Par ailleurs, la présence de substances psychoactives - l'alcool, le cannabis et la cocaïne - a été mise en avant dans le cas de violences conjugales. Nous essayons de faire en sorte que les CSAPA soient associés aux actions de la lutte contre les violences intrafamiliales, afin qu'ils puissent accompagner les auteurs d'infraction, et ainsi éviter la récidive, mais également les victimes, qui peuvent aussi être sous l'emprise de substances.

Le problème des pensées suicidaires s'est accentué au moment du confinement, ce qui s'explique par l'isolement : l'adolescence est le moment où l'on a le plus besoin du regard des autres, que la pandémie a brutalement éloigné. Nombre d'enquêtes ont montré que la deuxième préoccupation des adolescents, après la survie de leurs parents, était de ne pas voir leurs amis.

Enfin, le TDAH est un facteur de risque pour l'addiction, mais les écrans sont également un facteur de risque pour le TDAH... Je ne sais pas ce qui sera écrit dans le plan national, mais un effort d'éducation et de mobilisation des parents est nécessaire, car entre 0 et 6 ans les enfants dépendent encore de leurs parents. Les situations les plus problématiques se situent sans doute dans les familles en difficulté, ce qui rend indispensables des mesures qui les soutiennent.
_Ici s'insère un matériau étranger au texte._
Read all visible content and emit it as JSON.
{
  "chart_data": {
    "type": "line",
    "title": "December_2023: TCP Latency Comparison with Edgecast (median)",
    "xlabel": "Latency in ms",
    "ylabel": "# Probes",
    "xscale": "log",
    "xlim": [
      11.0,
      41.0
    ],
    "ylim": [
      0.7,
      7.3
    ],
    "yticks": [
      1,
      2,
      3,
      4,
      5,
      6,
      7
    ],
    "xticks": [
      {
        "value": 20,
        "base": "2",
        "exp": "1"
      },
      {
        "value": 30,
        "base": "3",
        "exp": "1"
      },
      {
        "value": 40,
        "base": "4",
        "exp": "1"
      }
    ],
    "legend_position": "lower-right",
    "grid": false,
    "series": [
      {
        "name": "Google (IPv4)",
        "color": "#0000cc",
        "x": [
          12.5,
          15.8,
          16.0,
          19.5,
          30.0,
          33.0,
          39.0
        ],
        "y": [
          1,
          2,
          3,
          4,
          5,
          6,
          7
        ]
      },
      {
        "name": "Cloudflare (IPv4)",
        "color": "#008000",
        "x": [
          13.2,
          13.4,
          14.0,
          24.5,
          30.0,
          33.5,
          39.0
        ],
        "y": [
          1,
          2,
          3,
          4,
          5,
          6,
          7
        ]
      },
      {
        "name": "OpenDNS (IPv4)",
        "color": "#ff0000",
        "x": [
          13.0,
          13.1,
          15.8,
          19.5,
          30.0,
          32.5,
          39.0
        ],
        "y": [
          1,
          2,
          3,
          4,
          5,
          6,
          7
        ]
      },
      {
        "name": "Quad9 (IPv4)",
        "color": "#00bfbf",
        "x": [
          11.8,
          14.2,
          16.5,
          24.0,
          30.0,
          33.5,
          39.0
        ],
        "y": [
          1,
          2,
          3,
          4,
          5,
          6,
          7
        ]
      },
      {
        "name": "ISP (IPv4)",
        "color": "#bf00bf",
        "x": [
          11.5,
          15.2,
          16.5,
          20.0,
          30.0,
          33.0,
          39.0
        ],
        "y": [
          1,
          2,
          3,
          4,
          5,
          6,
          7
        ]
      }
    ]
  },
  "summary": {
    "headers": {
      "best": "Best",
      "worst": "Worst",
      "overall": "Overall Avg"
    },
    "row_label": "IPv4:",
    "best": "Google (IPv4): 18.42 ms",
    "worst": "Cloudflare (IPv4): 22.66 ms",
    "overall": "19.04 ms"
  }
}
Mme Catherine Deroche, présidente. - Quel regard portez-vous sur les rave-parties ? Toutes les communes sont confrontées à ce problème...

M. Julien Morel d'Arleux. - Nous observons depuis plus de vingt ans, dans notre étude sur les tendances récentes et nouvelles drogues (Trend), ce qu'on appelle l'espace festif électronique, qui inclut notamment les free parties, et les rave-parties ou assimilées.

Nous allons publier, la semaine prochaine, la synthèse des résultats de l'année 2021 et du début de l'année 2022, qui comprendra un focus sur leur reprise après les périodes de confinements.

Pendant le confinement, il y a eu moins de rave-parties en raison des restrictions de circulation et du couvre-feu, mais le mouvement existe toujours. Nous continuons de les observer, car ce sont des lieux de diffusion et de consommation de produits stupéfiants, mais où des associations de réduction des risques interviennent également. Enfin, nous sommes attentifs à la diffusion de nouveaux produits, tels que les cathinones de synthèse, et la 3-MMC, qui désigne la 3-méthylméthcathinone.

Mme Catherine Deroche, présidente. - Je vous remercie.

La réunion est close à 11 h 55

Ce point de l'ordre du jour a fait l'objet d'une captation vidéo qui est disponible en ligne sur le site du Sénat.